UEFA president Aleksander Ceferin will not be re-elected for a record-breaking fourth term because he has confirmed he will step down in three years’ time. The announcement was made despite a UEFA vote to change its rule to allow the Slovenian to stand and prolong his tenure.
The vote approved the 56-year-old to run again and potentially remain in his role until 2031. No UEFA president has ever served for more than 10 years, and Ceferin is already due to surpass that mark when his current tenure ends in 2027.
The incumbent will now however leave European football’s governing body then after confirming his exit.
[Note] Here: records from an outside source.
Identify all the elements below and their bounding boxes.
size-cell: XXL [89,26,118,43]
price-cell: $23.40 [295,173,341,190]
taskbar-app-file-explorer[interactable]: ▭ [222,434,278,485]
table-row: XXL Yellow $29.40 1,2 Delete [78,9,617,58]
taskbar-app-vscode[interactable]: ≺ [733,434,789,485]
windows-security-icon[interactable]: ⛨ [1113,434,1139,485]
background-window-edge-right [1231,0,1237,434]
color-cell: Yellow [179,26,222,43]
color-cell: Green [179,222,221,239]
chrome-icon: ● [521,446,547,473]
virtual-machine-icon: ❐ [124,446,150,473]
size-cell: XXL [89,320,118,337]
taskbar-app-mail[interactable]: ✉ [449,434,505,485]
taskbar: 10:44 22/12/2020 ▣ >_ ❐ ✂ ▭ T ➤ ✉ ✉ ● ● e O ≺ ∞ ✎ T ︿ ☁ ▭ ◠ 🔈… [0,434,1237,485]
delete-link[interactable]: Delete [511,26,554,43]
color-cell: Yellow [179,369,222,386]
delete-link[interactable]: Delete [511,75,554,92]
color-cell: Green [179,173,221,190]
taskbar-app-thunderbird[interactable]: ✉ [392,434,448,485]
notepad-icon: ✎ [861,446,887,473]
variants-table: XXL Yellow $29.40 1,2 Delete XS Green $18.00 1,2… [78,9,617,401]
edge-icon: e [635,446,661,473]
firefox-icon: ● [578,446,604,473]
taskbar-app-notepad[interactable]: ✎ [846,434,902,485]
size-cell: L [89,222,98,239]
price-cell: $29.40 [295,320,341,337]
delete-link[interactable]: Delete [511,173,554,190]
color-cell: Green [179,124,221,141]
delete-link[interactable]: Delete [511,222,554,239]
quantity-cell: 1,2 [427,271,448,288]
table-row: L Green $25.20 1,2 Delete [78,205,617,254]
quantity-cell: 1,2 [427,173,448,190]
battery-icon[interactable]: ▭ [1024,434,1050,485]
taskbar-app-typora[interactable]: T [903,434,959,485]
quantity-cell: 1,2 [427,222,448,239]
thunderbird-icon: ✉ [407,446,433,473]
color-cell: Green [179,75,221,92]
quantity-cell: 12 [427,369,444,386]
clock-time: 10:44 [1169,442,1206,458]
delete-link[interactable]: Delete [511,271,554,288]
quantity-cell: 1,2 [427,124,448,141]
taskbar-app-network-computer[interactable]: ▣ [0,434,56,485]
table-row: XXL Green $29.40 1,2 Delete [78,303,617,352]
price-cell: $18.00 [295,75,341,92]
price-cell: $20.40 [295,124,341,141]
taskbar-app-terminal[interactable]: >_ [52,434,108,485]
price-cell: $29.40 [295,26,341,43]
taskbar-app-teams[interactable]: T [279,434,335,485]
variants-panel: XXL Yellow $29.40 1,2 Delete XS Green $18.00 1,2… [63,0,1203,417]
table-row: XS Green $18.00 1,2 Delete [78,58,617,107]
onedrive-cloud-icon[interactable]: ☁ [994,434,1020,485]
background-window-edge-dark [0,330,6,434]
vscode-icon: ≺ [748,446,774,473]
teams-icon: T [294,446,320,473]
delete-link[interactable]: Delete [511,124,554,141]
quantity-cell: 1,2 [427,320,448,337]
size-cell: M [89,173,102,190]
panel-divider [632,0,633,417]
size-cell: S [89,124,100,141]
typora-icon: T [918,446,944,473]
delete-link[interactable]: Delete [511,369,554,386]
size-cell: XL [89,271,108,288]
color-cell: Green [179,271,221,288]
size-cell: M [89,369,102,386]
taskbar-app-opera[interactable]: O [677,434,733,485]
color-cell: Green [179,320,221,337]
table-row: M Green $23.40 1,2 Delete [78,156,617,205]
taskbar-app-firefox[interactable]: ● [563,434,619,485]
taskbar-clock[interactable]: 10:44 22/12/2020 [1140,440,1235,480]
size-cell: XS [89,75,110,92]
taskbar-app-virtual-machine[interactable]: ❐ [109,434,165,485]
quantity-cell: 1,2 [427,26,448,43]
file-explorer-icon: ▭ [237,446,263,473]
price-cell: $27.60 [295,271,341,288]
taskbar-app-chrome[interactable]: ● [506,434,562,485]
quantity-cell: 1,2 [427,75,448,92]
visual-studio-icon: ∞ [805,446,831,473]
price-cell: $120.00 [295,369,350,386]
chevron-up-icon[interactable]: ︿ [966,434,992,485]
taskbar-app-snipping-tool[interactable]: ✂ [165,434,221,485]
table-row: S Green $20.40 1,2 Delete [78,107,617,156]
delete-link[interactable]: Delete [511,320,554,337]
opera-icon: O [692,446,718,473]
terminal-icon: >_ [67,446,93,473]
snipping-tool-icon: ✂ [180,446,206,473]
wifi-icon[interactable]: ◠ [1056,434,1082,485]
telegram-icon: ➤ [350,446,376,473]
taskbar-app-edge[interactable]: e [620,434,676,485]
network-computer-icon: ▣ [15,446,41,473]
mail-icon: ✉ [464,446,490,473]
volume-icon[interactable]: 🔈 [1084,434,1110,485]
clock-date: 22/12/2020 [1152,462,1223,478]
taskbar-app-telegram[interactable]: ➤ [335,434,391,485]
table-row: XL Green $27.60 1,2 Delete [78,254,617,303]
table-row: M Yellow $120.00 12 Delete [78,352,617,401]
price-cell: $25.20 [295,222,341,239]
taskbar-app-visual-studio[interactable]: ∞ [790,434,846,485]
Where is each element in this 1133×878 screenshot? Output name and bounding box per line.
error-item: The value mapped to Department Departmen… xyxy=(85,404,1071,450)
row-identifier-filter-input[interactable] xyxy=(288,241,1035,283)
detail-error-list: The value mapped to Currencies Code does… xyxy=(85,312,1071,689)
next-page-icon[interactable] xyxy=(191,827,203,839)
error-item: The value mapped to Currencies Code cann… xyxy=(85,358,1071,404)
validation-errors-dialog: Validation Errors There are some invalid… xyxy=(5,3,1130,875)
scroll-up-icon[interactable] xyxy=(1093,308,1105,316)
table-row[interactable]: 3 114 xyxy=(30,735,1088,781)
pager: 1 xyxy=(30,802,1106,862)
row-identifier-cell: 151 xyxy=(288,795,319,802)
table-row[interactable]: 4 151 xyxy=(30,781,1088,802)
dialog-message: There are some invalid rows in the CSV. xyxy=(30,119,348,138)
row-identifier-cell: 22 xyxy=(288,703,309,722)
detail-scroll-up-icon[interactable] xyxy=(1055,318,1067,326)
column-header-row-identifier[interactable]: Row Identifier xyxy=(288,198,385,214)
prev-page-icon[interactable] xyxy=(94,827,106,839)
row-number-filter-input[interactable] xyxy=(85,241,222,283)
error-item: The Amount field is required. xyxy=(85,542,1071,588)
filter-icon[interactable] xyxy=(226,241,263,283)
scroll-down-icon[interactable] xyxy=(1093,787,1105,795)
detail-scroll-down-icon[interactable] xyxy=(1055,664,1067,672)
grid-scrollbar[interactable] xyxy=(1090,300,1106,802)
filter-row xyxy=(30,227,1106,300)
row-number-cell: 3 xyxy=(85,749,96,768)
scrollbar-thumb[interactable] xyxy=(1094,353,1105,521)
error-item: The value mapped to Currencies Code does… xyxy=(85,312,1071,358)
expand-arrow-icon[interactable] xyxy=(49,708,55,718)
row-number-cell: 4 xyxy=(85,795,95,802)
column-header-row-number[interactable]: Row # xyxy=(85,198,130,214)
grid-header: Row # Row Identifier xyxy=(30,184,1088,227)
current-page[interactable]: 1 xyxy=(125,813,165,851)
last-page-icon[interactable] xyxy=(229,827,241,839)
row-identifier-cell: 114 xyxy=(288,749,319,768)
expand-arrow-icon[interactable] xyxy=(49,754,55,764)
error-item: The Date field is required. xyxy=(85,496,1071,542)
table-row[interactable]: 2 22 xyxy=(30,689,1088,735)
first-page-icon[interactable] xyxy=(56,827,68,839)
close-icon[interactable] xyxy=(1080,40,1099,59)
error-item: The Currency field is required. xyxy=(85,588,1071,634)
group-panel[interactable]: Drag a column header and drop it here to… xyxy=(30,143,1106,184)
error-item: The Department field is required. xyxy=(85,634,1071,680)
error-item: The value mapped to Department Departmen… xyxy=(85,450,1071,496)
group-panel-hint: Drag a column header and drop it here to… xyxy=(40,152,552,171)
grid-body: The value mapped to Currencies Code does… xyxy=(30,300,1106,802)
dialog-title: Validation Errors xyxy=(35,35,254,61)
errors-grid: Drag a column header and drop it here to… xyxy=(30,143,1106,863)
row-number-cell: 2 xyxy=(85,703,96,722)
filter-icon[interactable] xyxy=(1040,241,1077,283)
England’s Football Association were among the small minority of domestic bodies to vote against Ceferin being permitted to be re-elected.
“I decided around six months that I am not planning to run in 2027,” Ceferin confirmed on Thursday. “The reason is that after some time every organisation needs fresh blood, but mainly because I was away from my family for seven years now.
“I intentionally didn’t want to disclose my thoughts before, because firstly, I wanted to see the real face of some people and I saw it. I have a beautiful life in football, I have a beautiful life outside of football as well.”
It was previously prohibited for a UEFA president to stand for more than three terms. Yet 49 of the 55 UEFA associations voted in favour of a motion to change the rules so that he could remain in the position.
Officially, the motion was to ignore Ceferin’s partial first term in charge, which arose after Michel Platini and interim successor Angel Maria Villar were ousted. Platini stepped down in May 2016 after being banned by FIFA.
Mark Bullingham, chief executive of the FA, was among those six to oppose the change at the UEFA Congress in Paris on Thursday.
The FA said: “We requested and voted for the statute changes to be tabled separately, but this was not supported by a sufficient majority and we respect that.